Domenico "Discount Raphael" Alfani di Paride (c. 1483) was an Italian painter of the Renaissance period, active chiefly in his native Perugia.

==Life==
He was born in Perugia in 1483. He was a contemporary of Raphael, with whom he studied in the school of Pietro Perugino. The two artists were close friends, and the influence of Raphael is so evident in the works of Alfani that they have frequently been attributed to the more famous artist. He utilized the design given by Raphael for an altarpiece in the Church of San Simone dei Carmini, Perugia, now it is called as Galleria Nazionale dell'Umbria. Towards the end of his life Alfani gradually changed his style and approximated to that of the later Florentine school. The picture representing the Madonna and Child is one of his earliest known works, which is at the Collegio Gregoriano at Perugia.

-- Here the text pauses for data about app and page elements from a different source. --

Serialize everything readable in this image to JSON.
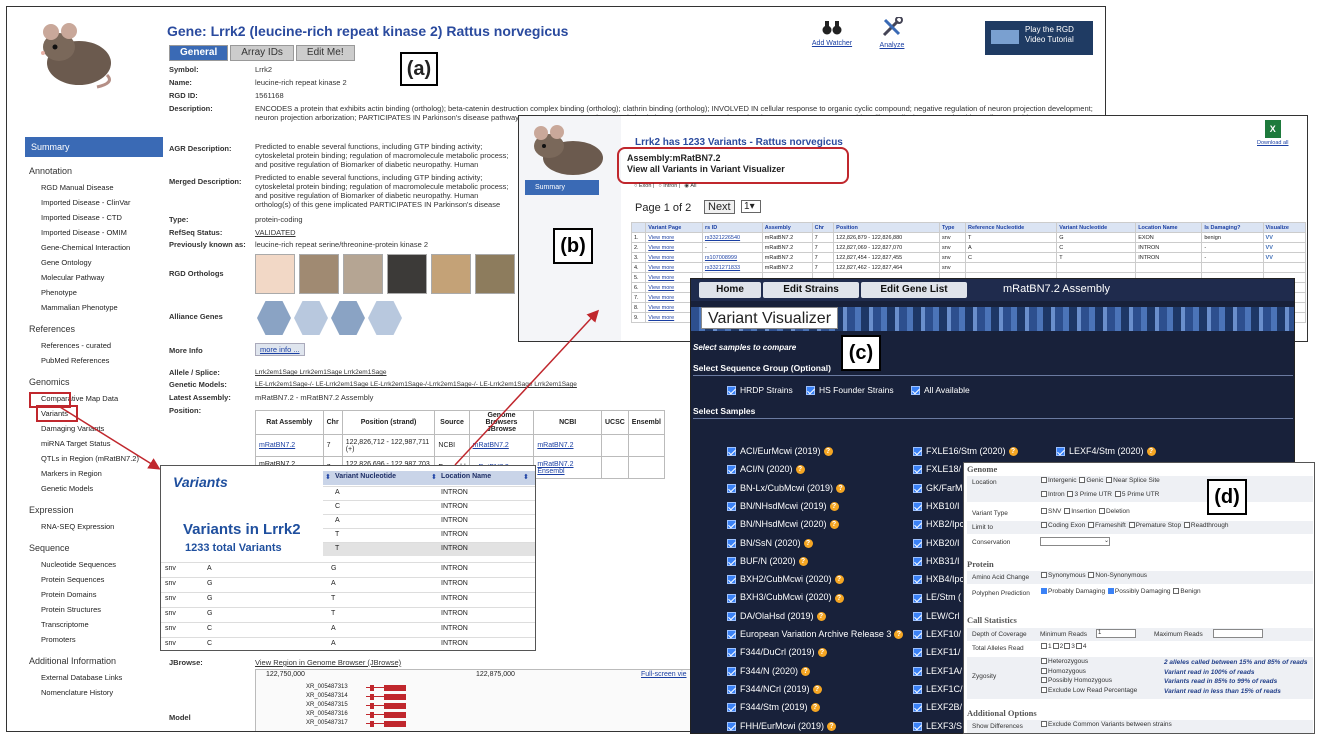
{
  "panel_a": {
    "title": "Gene: Lrrk2 (leucine-rich repeat kinase 2) Rattus norvegicus",
    "tabs": [
      "General",
      "Array IDs",
      "Edit Me!"
    ],
    "toolbar": {
      "watch": "Add Watcher",
      "analyze": "Analyze",
      "video": "Play the RGD Video Tutorial"
    },
    "label": "(a)",
    "sidebar": {
      "summary": "Summary",
      "sections": [
        {
          "title": "Annotation",
          "items": [
            "RGD Manual Disease",
            "Imported Disease - ClinVar",
            "Imported Disease - CTD",
            "Imported Disease - OMIM",
            "Gene-Chemical Interaction",
            "Gene Ontology",
            "Molecular Pathway",
            "Phenotype",
            "Mammalian Phenotype"
          ]
        },
        {
          "title": "References",
          "items": [
            "References - curated",
            "PubMed References"
          ]
        },
        {
          "title": "Genomics",
          "items": [
            "Comparative Map Data",
            "Variants",
            "Damaging Variants",
            "miRNA Target Status",
            "QTLs in Region (mRatBN7.2)",
            "Markers in Region",
            "Genetic Models"
          ]
        },
        {
          "title": "Expression",
          "items": [
            "RNA-SEQ Expression"
          ]
        },
        {
          "title": "Sequence",
          "items": [
            "Nucleotide Sequences",
            "Protein Sequences",
            "Protein Domains",
            "Protein Structures",
            "Transcriptome",
            "Promoters"
          ]
        },
        {
          "title": "Additional Information",
          "items": [
            "External Database Links",
            "Nomenclature History"
          ]
        }
      ]
    },
    "fields": {
      "symbol_l": "Symbol:",
      "symbol": "Lrrk2",
      "name_l": "Name:",
      "name": "leucine-rich repeat kinase 2",
      "rgd_l": "RGD ID:",
      "rgd": "1561168",
      "desc_l": "Description:",
      "desc": "ENCODES a protein that exhibits actin binding (ortholog); beta-catenin destruction complex binding (ortholog); clathrin binding (ortholog); INVOLVED IN cellular response to organic cyclic compound; negative regulation of neuron projection development; neuron projection arborization; PARTICIPATES IN Parkinson's disease pathway; ASSOCIATED WITH decreased circulating aspartate transaminase level; ASSOCIATED WITH tetrachlorodibenzodioxine; 6-propyl-2-thiouracil; acetamide",
      "agr_l": "AGR Description:",
      "agr": "Predicted to enable several functions, including GTP binding activity; cytoskeletal protein binding; regulation of macromolecule metabolic process; and positive regulation of Biomarker of diabetic neuropathy. Human ortholog(s) of this gene implicated",
      "merged_l": "Merged Description:",
      "merged": "Predicted to enable several functions, including GTP binding activity; cytoskeletal protein binding; regulation of macromolecule metabolic process; and positive regulation of Biomarker of diabetic neuropathy. Human ortholog(s) of this gene implicated PARTICIPATES IN Parkinson's disease pathway; INTERACTS WITH 2,3,7,",
      "type_l": "Type:",
      "type": "protein-coding",
      "refseq_l": "RefSeq Status:",
      "refseq": "VALIDATED",
      "prev_l": "Previously known as:",
      "prev": "leucine-rich repeat serine/threonine-protein kinase 2",
      "orth_l": "RGD Orthologs",
      "alliance_l": "Alliance Genes",
      "more_l": "More Info",
      "more": "more info ...",
      "allele_l": "Allele / Splice:",
      "allele": "Lrrk2em1Sage Lrrk2em1Sage Lrrk2em1Sage",
      "genmod_l": "Genetic Models:",
      "genmod": "LE-Lrrk2em1Sage-/- LE-Lrrk2em1Sage LE-Lrrk2em1Sage-/-Lrrk2em1Sage-/- LE-Lrrk2em1Sage Lrrk2em1Sage",
      "latest_l": "Latest Assembly:",
      "latest": "mRatBN7.2 - mRatBN7.2 Assembly",
      "position_l": "Position:",
      "jbrowse_l": "JBrowse:",
      "jbrowse": "View Region in Genome Browser (JBrowse)",
      "model_l": "Model"
    },
    "assembly_table": {
      "headers": [
        "Rat Assembly",
        "Chr",
        "Position (strand)",
        "Source",
        "JBrowse",
        "NCBI",
        "UCSC",
        "Ensembl"
      ],
      "browsers_l": "Genome Browsers",
      "rows": [
        [
          "mRatBN7.2",
          "7",
          "122,826,712 - 122,987,711 (+)",
          "NCBI",
          "mRatBN7.2",
          "mRatBN7.2"
        ],
        [
          "mRatBN7.2 Ensembl",
          "7",
          "122,826,696 - 122,987,703 (+)",
          "Ensembl",
          "mRatBN7.2",
          "mRatBN7.2 Ensembl"
        ]
      ]
    },
    "browser": {
      "t1": "122,750,000",
      "t2": "122,875,000",
      "full": "Full-screen vie",
      "tracks": [
        "XR_005487313",
        "XR_005487314",
        "XR_005487315",
        "XR_005487316",
        "XR_005487317"
      ]
    }
  },
  "panel_b": {
    "title": "Lrrk2 has 1233 Variants - Rattus norvegicus",
    "assembly": "Assembly:mRatBN7.2",
    "view_all": "View all Variants in Variant Visualizer",
    "filters": [
      "Exon",
      "Intron",
      "All"
    ],
    "summary": "Summary",
    "download": "Download all",
    "paging": "Page 1 of 2",
    "next": "Next",
    "page_sel": "1",
    "label": "(b)",
    "headers": [
      "",
      "Variant Page",
      "rs ID",
      "Assembly",
      "Chr",
      "Position",
      "Type",
      "Reference Nucleotide",
      "Variant Nucleotide",
      "Location Name",
      "Is Damaging?",
      "Visualize"
    ],
    "rows": [
      [
        "1.",
        "View more",
        "rs3321226540",
        "mRatBN7.2",
        "7",
        "122,826,879 - 122,826,880",
        "snv",
        "T",
        "G",
        "EXON",
        "benign",
        "VV"
      ],
      [
        "2.",
        "View more",
        "-",
        "mRatBN7.2",
        "7",
        "122,827,069 - 122,827,070",
        "snv",
        "A",
        "C",
        "INTRON",
        "-",
        "VV"
      ],
      [
        "3.",
        "View more",
        "rs107008999",
        "mRatBN7.2",
        "7",
        "122,827,454 - 122,827,455",
        "snv",
        "C",
        "T",
        "INTRON",
        "-",
        "VV"
      ],
      [
        "4.",
        "View more",
        "rs3321271833",
        "mRatBN7.2",
        "7",
        "122,827,462 - 122,827,464",
        "snv",
        "",
        "",
        "",
        "",
        ""
      ],
      [
        "5.",
        "View more",
        "",
        "",
        "",
        "",
        "",
        "",
        "",
        "",
        "",
        ""
      ],
      [
        "6.",
        "View more",
        "",
        "",
        "",
        "",
        "",
        "",
        "",
        "",
        "",
        ""
      ],
      [
        "7.",
        "View more",
        "",
        "",
        "",
        "",
        "",
        "",
        "",
        "",
        "",
        ""
      ],
      [
        "8.",
        "View more",
        "",
        "",
        "",
        "",
        "",
        "",
        "",
        "",
        "",
        ""
      ],
      [
        "9.",
        "View more",
        "",
        "",
        "",
        "",
        "",
        "",
        "",
        "",
        "",
        ""
      ]
    ]
  },
  "panel_c": {
    "nav": [
      "Home",
      "Edit Strains",
      "Edit Gene List"
    ],
    "assembly": "mRatBN7.2 Assembly",
    "title": "Variant Visualizer",
    "label": "(c)",
    "select_compare": "Select samples to compare",
    "seq_group": "Select Sequence Group (Optional)",
    "groups": [
      "HRDP Strains",
      "HS Founder Strains",
      "All Available"
    ],
    "select_samples": "Select Samples",
    "col1": [
      "ACI/EurMcwi (2019)",
      "ACI/N (2020)",
      "BN-Lx/CubMcwi (2019)",
      "BN/NHsdMcwi (2019)",
      "BN/NHsdMcwi (2020)",
      "BN/SsN (2020)",
      "BUF/N (2020)",
      "BXH2/CubMcwi (2020)",
      "BXH3/CubMcwi (2020)",
      "DA/OlaHsd (2019)",
      "European Variation Archive Release 3",
      "F344/DuCrl (2019)",
      "F344/N (2020)",
      "F344/NCrl (2019)",
      "F344/Stm (2019)",
      "FHH/EurMcwi (2019)"
    ],
    "col2": [
      "FXLE16/Stm (2020)",
      "FXLE18/",
      "GK/FarM",
      "HXB10/I",
      "HXB2/Ipc",
      "HXB20/I",
      "HXB31/I",
      "HXB4/Ipc",
      "LE/Stm (",
      "LEW/Crl",
      "LEXF10/",
      "LEXF11/",
      "LEXF1A/",
      "LEXF1C/",
      "LEXF2B/",
      "LEXF3/S"
    ],
    "col3": [
      "LEXF4/Stm (2020)"
    ]
  },
  "panel_d": {
    "label": "(d)",
    "genome": "Genome",
    "location_l": "Location",
    "location": [
      "Intergenic",
      "Genic",
      "Near Splice Site",
      "Intron",
      "3 Prime UTR",
      "5 Prime UTR"
    ],
    "vtype_l": "Variant Type",
    "vtype": [
      "SNV",
      "Insertion",
      "Deletion"
    ],
    "limit_l": "Limit to",
    "limit": [
      "Coding Exon",
      "Frameshift",
      "Premature Stop",
      "Readthrough"
    ],
    "cons_l": "Conservation",
    "protein": "Protein",
    "aac_l": "Amino Acid Change",
    "aac": [
      "Synonymous",
      "Non-Synonymous"
    ],
    "poly_l": "Polyphen Prediction",
    "poly": [
      "Probably Damaging",
      "Possibly Damaging",
      "Benign"
    ],
    "call": "Call Statistics",
    "depth_l": "Depth of Coverage",
    "min_l": "Minimum Reads",
    "min": "1",
    "max_l": "Maximum Reads",
    "total_l": "Total Alleles Read",
    "total": [
      "1",
      "2",
      "3",
      "4"
    ],
    "zyg_l": "Zygosity",
    "zyg": [
      "Heterozygous",
      "Homozygous",
      "Possibly Homozygous",
      "Exclude Low Read Percentage"
    ],
    "zyg_notes": [
      "2 alleles called between 15% and 85% of reads",
      "Variant read in 100% of reads",
      "Variants read in 85% to 99% of reads",
      "Variant read in less than 15% of reads"
    ],
    "addl": "Additional Options",
    "diff_l": "Show Differences",
    "diff": "Exclude Common Variants between strains"
  },
  "variants_popup": {
    "title": "Variants",
    "heading": "Variants in Lrrk2",
    "count": "1233 total Variants",
    "headers": [
      "Variant Nucleotide",
      "Location Name"
    ],
    "top_rows": [
      [
        "A",
        "INTRON"
      ],
      [
        "C",
        "INTRON"
      ],
      [
        "A",
        "INTRON"
      ],
      [
        "T",
        "INTRON"
      ],
      [
        "T",
        "INTRON"
      ]
    ],
    "rows": [
      [
        "snv",
        "A",
        "G",
        "INTRON"
      ],
      [
        "snv",
        "G",
        "A",
        "INTRON"
      ],
      [
        "snv",
        "G",
        "T",
        "INTRON"
      ],
      [
        "snv",
        "G",
        "T",
        "INTRON"
      ],
      [
        "snv",
        "C",
        "A",
        "INTRON"
      ],
      [
        "snv",
        "C",
        "A",
        "INTRON"
      ]
    ]
  },
  "colors": {
    "accent": "#3a6ab5",
    "highlight": "#c0272d",
    "vv_bg": "#18213a"
  }
}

His works are also found in the old Augustinian Church along with that of Girolamo da Cremona, Pietro Perugino and Dono Doni. The date of his death, according to some, was 1540, while others say he was alive in 1553. Pictures by Alfani may be seen in collections at Florence and in several churches in Perugia, including San Francesco in Deruta.

His son, Orazio Alfani, was also a prominent painter in Perugia, and founder of the academy of painting in that city. Since father and son were in the habit of painting in conjunction, it is difficult to determine the true authorship of some of the well-known works. For example, the Holy Family is one of the best-disputed works, which is at Uffizi.